Frauen gehen Finanzfragen anders an (Bild Sally Jermain, Pixabay)

Frauen und Finanzen – (noch) keine Liebesgeschichte

Für Frauen ist es genau so wichtig, sich mit Fragen rund um Finanzen und Geldanlagen zu beschäftigen wie für Männer. Doch viele Frauen tun es nicht. Und wenn, dann nur ungern und entsprechend zaghaft und unsicher. Weshalb sich Frauen im Vergleich zu Männern mit Finanzfragen schwer tun und und wieso es wichtig ist, die Gründe dafür zu kennen und anzugehen, erfahren wir im Gespräch mit einer Expertin zum Thema Frauen und Finanzen.

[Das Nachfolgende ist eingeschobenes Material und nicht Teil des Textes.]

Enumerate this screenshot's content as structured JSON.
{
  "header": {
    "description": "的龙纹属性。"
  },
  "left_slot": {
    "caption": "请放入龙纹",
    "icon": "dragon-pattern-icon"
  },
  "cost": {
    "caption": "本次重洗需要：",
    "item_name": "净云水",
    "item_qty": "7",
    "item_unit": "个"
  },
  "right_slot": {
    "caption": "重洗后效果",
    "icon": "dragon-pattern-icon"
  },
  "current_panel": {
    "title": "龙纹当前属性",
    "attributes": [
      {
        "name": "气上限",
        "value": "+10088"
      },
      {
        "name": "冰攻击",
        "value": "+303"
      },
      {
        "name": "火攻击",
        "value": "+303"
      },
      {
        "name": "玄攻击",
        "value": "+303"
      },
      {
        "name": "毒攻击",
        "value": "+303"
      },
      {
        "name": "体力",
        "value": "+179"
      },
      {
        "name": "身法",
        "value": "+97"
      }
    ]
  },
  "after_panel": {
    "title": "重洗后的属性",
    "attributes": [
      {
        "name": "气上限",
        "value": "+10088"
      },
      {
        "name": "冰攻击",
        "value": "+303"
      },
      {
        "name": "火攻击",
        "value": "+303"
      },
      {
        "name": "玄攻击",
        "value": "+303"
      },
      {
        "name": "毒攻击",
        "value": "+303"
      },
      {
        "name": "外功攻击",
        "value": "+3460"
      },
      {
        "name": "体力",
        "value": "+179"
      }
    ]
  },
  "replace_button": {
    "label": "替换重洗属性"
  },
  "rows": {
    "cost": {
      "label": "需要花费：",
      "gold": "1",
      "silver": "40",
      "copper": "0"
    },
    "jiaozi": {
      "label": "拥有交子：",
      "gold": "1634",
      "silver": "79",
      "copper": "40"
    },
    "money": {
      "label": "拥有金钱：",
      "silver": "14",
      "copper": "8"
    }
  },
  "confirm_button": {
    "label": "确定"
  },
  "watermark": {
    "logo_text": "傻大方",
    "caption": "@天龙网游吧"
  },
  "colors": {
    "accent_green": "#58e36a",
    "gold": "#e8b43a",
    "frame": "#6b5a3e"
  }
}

Frauen ticken in Finanzfragen anders

Für Frauen hat sich in den letzten Jahren einiges geändert: Sie sind heutzutage besser ausgebildet als je zuvor und die Anzahl an Hochschulabsolventinnen übersteigt regelmässig diejenige der männlichen Absolventen. Auch weibliches Unternehmertum ist auf dem Vormarsch. Folglich unterliegen die Vermögen von Frauen weltweit einem Wachstumstrend und bereits ein Drittel des Vermögens auf der ganzen Welt liegt in weiblicher Hand – Tendenz steigend. Angesichts dieser positiven Entwicklung ist es für Frauen heutzutage immer wichtiger, sich mit Finanzen und Geldanlagen zu beschäftigen. Im Gespräch mit Doris Walzer erfahren wir weshalb.

Doris Walzer ist 27 Jahre alt und absolviert zur Zeit das vierte und letzte Semester ihres Masterstudiums in Banking and Finance an der Hochschule Luzern. Sie untersucht das Verhalten von Frauen in Bezug auf Finanzen und Geldanlagen.

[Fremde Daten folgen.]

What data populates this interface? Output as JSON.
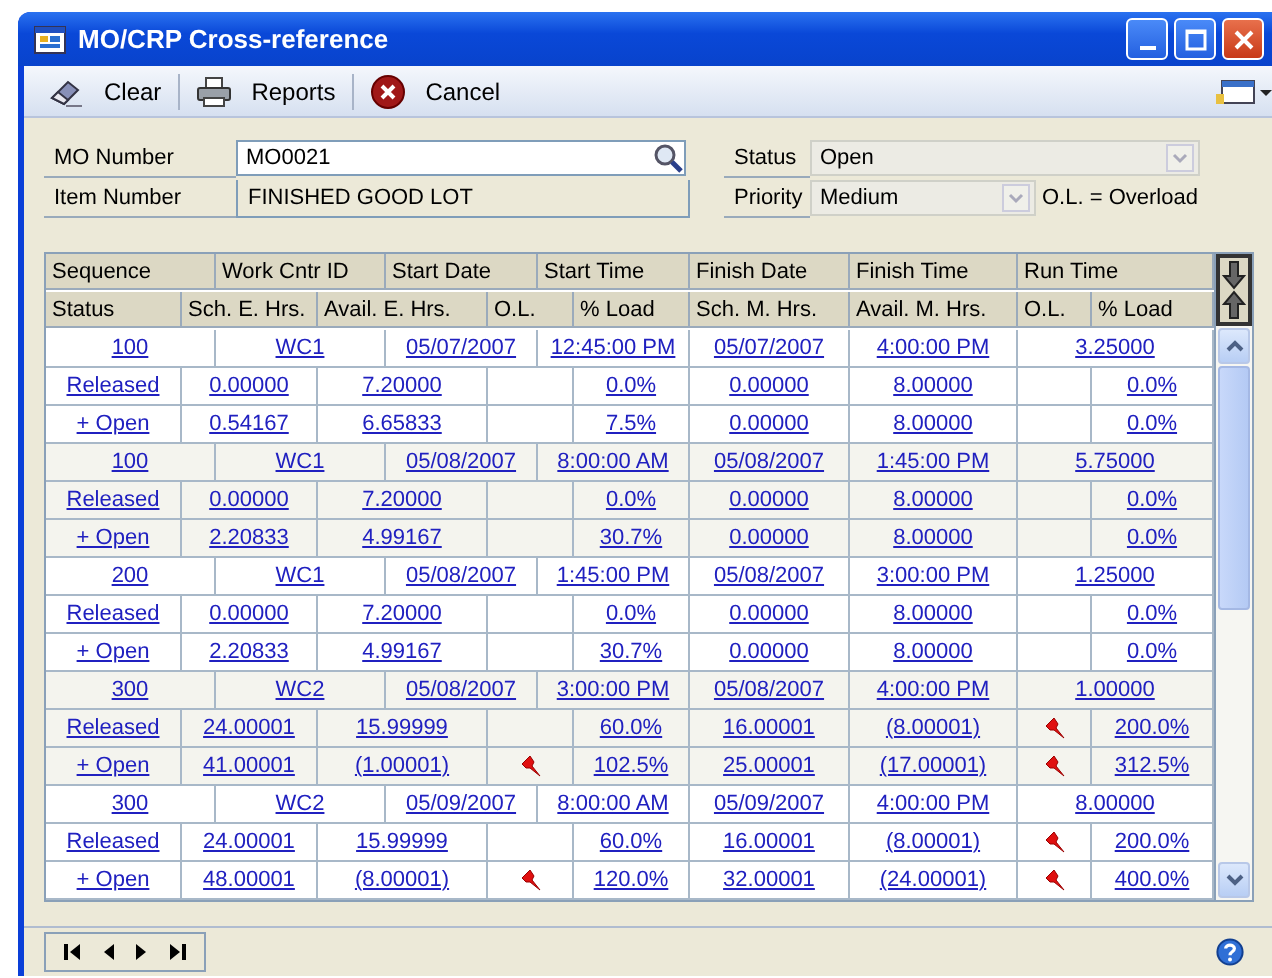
{
  "window": {
    "title": "MO/CRP Cross-reference"
  },
  "toolbar": [
    {
      "label": "Clear",
      "kind": "clear"
    },
    {
      "label": "Reports",
      "kind": "print"
    },
    {
      "label": "Cancel",
      "kind": "cancel"
    }
  ],
  "form": {
    "mo_number_label": "MO Number",
    "mo_number": "MO0021",
    "item_number_label": "Item Number",
    "item_number": "FINISHED GOOD LOT",
    "status_label": "Status",
    "status": "Open",
    "priority_label": "Priority",
    "priority": "Medium",
    "legend": "O.L. = Overload"
  },
  "table": {
    "header_row_1": [
      "Sequence",
      "Work Cntr  ID",
      "Start Date",
      "Start Time",
      "Finish Date",
      "Finish Time",
      "Run Time"
    ],
    "header_row_2": [
      "Status",
      "Sch. E. Hrs.",
      "Avail. E. Hrs.",
      "O.L.",
      "% Load",
      "Sch. M. Hrs.",
      "Avail. M. Hrs.",
      "O.L.",
      "% Load"
    ],
    "groups": [
      {
        "sequence": "100",
        "work_center": "WC1",
        "start_date": "05/07/2007",
        "start_time": "12:45:00  PM",
        "finish_date": "05/07/2007",
        "finish_time": "4:00:00  PM",
        "run_time": "3.25000",
        "loads": [
          {
            "status": "Released",
            "sch_e": "0.00000",
            "avail_e": "7.20000",
            "e_overload": false,
            "e_load": "0.0%",
            "sch_m": "0.00000",
            "avail_m": "8.00000",
            "m_overload": false,
            "m_load": "0.0%"
          },
          {
            "status": "+ Open",
            "sch_e": "0.54167",
            "avail_e": "6.65833",
            "e_overload": false,
            "e_load": "7.5%",
            "sch_m": "0.00000",
            "avail_m": "8.00000",
            "m_overload": false,
            "m_load": "0.0%"
          }
        ]
      },
      {
        "sequence": "100",
        "work_center": "WC1",
        "start_date": "05/08/2007",
        "start_time": "8:00:00  AM",
        "finish_date": "05/08/2007",
        "finish_time": "1:45:00  PM",
        "run_time": "5.75000",
        "loads": [
          {
            "status": "Released",
            "sch_e": "0.00000",
            "avail_e": "7.20000",
            "e_overload": false,
            "e_load": "0.0%",
            "sch_m": "0.00000",
            "avail_m": "8.00000",
            "m_overload": false,
            "m_load": "0.0%"
          },
          {
            "status": "+ Open",
            "sch_e": "2.20833",
            "avail_e": "4.99167",
            "e_overload": false,
            "e_load": "30.7%",
            "sch_m": "0.00000",
            "avail_m": "8.00000",
            "m_overload": false,
            "m_load": "0.0%"
          }
        ]
      },
      {
        "sequence": "200",
        "work_center": "WC1",
        "start_date": "05/08/2007",
        "start_time": "1:45:00  PM",
        "finish_date": "05/08/2007",
        "finish_time": "3:00:00  PM",
        "run_time": "1.25000",
        "loads": [
          {
            "status": "Released",
            "sch_e": "0.00000",
            "avail_e": "7.20000",
            "e_overload": false,
            "e_load": "0.0%",
            "sch_m": "0.00000",
            "avail_m": "8.00000",
            "m_overload": false,
            "m_load": "0.0%"
          },
          {
            "status": "+ Open",
            "sch_e": "2.20833",
            "avail_e": "4.99167",
            "e_overload": false,
            "e_load": "30.7%",
            "sch_m": "0.00000",
            "avail_m": "8.00000",
            "m_overload": false,
            "m_load": "0.0%"
          }
        ]
      },
      {
        "sequence": "300",
        "work_center": "WC2",
        "start_date": "05/08/2007",
        "start_time": "3:00:00  PM",
        "finish_date": "05/08/2007",
        "finish_time": "4:00:00  PM",
        "run_time": "1.00000",
        "loads": [
          {
            "status": "Released",
            "sch_e": "24.00001",
            "avail_e": "15.99999",
            "e_overload": false,
            "e_load": "60.0%",
            "sch_m": "16.00001",
            "avail_m": "(8.00001)",
            "m_overload": true,
            "m_load": "200.0%"
          },
          {
            "status": "+ Open",
            "sch_e": "41.00001",
            "avail_e": "(1.00001)",
            "e_overload": true,
            "e_load": "102.5%",
            "sch_m": "25.00001",
            "avail_m": "(17.00001)",
            "m_overload": true,
            "m_load": "312.5%"
          }
        ]
      },
      {
        "sequence": "300",
        "work_center": "WC2",
        "start_date": "05/09/2007",
        "start_time": "8:00:00  AM",
        "finish_date": "05/09/2007",
        "finish_time": "4:00:00  PM",
        "run_time": "8.00000",
        "loads": [
          {
            "status": "Released",
            "sch_e": "24.00001",
            "avail_e": "15.99999",
            "e_overload": false,
            "e_load": "60.0%",
            "sch_m": "16.00001",
            "avail_m": "(8.00001)",
            "m_overload": true,
            "m_load": "200.0%"
          },
          {
            "status": "+ Open",
            "sch_e": "48.00001",
            "avail_e": "(8.00001)",
            "e_overload": true,
            "e_load": "120.0%",
            "sch_m": "32.00001",
            "avail_m": "(24.00001)",
            "m_overload": true,
            "m_load": "400.0%"
          }
        ]
      }
    ]
  }
}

Liebe Doris, im Rahmen deines Studiums beschäftigst du dich mit der Frage, wie Frauen mit dem Thema Geld und Finanzen umgehen. Weshalb ist es wichtig, dass sich Frauen damit auseinander setzen?

Studien deuten darauf hin, dass Frauen trotz ihrer steigenden Einkommen und Vermögen häufig wenig Freude am Thema Geldanlage haben oder – aufgrund mangelnder Kenntnisse – sogar etwas Respekt davor haben. Deshalb schieben sie Finanzfragen gerne auf die lange Bank oder überlassen ihrem Partner die Verantwortung über finanzielle Entscheidungen.

Wenn ich ganz ehrlich bin: Auch bei mir trifft das teilweise zu. Ich mag mich auch nicht mit Geldfragen auseinander setzen und wenn immer möglich, gebe ich das noch so gerne meinem Mann ab. Worin siehst du die Gefahren eines solchen Verhaltens?

Jede Frau sollte sich selbständig mit ihren eigenen Finanzen befassen. Auch wenn es bequem sein mag, diese Fragen dem eigenen Partner zu delegieren, kann jede Frau in die Situation kommen, dass sie sich selber damit auseinander setzen muss. Zum Beispiel nach einer Scheidung oder dem Tod des Partners. Viele Frauen, die den Partner verloren haben, geben an, dass es besser gewesen wäre, wenn sie sich früher mit ihren Finanzen beschäftigt hätten. Nicht zuletzt auch im Zusammenhang mit möglichen Lücken in der ersten und zweiten Säule, weil sie während der Familienphase nur Teilzeit gearbeitet oder längere Babypausen eingelegt haben.

Gibt es nebst dem mangelnden Interesse am Thema Geldanlage auch andere Gründe für die zurückhaltende Haltung von Frauen gegenüber Finanzangelegenheiten?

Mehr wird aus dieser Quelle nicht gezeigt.